Initially, in the early 1980s, the people who appeared were
Bishop’s friends and acquaintances: James Merrill, Lloyd Schwartz, Jane Shore,
J.D. McClatchy, Alfred Corn, and so on. Some of them signed the guestbook at Layton’s Store. As
scholarship on Bishop began to take hold in the mid- to late 1980s, academics
began to arrive (Peter Brazeau, Gary Fountain, Victoria Harrison, Brett
Millier, and others). Lisa Brower, from Vassar College,
appeared quite early in search of Bishop’s family letters, which were in
Phyllis Sutherland’s possession. A large cache of family letters was purchased
in the late 1980s and reside with thousands of other Bishop letters in Special
Collections at Vassar. (http://specialcollections.vassar.edu/collections/findingaids/b/bishop_elizabeth.html)
Bishop’s childhood home stayed in the immediate extended
family until the mid-1990s.

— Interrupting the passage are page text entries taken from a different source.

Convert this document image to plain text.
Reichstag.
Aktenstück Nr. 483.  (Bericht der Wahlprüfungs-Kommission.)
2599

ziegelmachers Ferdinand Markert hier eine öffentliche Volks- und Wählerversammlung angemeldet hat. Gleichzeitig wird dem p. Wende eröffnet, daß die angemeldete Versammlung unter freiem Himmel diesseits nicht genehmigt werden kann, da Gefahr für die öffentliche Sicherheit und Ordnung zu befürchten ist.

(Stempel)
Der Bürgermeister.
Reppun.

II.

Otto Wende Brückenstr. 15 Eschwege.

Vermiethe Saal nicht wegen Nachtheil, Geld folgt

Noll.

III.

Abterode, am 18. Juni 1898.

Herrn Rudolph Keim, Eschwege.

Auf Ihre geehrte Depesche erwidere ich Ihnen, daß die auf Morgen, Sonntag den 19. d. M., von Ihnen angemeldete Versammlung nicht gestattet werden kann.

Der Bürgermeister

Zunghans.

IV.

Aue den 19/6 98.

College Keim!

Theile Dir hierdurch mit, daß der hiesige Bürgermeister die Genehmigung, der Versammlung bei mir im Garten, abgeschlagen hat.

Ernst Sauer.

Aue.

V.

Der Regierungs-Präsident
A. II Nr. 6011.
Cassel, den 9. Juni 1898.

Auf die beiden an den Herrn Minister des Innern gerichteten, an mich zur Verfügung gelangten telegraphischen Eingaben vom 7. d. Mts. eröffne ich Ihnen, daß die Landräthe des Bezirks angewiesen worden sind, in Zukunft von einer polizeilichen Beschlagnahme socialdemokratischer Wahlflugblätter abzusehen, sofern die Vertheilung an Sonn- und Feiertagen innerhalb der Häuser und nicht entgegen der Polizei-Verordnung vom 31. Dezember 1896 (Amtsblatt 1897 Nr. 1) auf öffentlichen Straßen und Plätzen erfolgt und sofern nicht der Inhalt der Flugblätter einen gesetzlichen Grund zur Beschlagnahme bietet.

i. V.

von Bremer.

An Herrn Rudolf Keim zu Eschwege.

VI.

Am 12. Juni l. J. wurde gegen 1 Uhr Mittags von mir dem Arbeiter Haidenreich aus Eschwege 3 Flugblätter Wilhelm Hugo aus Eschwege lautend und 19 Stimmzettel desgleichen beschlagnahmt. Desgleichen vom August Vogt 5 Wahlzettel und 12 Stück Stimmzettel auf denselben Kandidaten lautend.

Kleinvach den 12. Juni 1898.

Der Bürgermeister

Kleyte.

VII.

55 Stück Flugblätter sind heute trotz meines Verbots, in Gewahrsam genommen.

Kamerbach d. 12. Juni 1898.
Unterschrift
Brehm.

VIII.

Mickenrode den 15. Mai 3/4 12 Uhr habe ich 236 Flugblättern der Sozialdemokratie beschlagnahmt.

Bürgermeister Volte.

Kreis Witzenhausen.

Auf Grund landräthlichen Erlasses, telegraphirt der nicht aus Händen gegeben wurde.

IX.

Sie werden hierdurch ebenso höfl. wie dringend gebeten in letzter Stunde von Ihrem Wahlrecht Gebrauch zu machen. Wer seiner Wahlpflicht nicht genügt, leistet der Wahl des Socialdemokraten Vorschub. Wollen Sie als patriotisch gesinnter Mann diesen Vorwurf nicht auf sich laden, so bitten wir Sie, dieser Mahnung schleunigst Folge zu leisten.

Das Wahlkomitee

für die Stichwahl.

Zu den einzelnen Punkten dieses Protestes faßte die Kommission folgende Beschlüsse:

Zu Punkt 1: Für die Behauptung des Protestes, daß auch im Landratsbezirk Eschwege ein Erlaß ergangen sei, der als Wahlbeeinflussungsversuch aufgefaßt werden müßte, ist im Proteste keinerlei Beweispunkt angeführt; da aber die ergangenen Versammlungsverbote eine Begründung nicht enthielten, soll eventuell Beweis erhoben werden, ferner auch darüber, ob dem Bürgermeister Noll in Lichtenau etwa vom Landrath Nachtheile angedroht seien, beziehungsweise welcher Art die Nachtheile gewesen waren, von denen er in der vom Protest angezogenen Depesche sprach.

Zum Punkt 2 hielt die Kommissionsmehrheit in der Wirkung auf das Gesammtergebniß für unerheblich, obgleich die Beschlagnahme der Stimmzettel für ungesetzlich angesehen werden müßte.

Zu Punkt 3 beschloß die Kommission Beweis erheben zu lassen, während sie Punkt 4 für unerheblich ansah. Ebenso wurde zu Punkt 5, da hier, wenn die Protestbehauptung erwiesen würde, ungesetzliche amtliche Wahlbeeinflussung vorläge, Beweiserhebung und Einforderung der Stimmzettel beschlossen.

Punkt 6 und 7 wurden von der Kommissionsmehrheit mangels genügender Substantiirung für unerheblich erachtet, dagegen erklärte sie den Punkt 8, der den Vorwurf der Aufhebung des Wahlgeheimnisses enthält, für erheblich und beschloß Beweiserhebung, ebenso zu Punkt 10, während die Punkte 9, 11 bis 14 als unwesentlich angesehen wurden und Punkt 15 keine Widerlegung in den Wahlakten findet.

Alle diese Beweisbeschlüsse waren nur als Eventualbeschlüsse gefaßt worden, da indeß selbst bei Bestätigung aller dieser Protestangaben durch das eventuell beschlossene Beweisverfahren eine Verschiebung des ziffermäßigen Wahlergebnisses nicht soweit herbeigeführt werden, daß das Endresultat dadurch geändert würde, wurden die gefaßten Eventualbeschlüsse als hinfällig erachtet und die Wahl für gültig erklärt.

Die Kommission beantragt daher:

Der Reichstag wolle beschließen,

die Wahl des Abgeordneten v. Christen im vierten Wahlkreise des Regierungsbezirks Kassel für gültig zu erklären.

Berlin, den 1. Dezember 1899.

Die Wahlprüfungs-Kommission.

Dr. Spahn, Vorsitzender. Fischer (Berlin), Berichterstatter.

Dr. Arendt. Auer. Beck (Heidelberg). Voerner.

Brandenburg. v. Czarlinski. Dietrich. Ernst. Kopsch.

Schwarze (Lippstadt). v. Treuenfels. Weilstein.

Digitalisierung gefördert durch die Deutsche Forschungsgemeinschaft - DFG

The person who lived in the house during this first
pulse of Bishop pilgrims was Hazel Bowers (the widow of Norman Bowers, Grace
Bulmer Bowers’s step-son). Hazel was well aware of Elizabeth Bishop and her
connection to the house. She knew Bishop. I have heard stories of people
knocking on the door out of the blue and Hazel, a formidable retired school
teacher and principal, inviting them in for tea.
My first visit to the house was early fall 1991. I knocked
on the front door. Hazel answered and invited me in as far as the front
parlour. I was shy and did not want to intrude too much, so I stayed only
briefly. It was clear, Hazel had “been there, done that” with many others. This
visit to Great Village occurred after a lengthy first
meeting with Phyllis Sutherland. It was with Phyllis that I made visits to the
house over the next couple of years.
Left to right seated: Bud Bowers, Lois Bowers, Phyllis Sutherland,
with Brazilian Bishop scholar Maria Lucia Martins, one of the many pilgrims
who visited the house and Bishop's maternal family.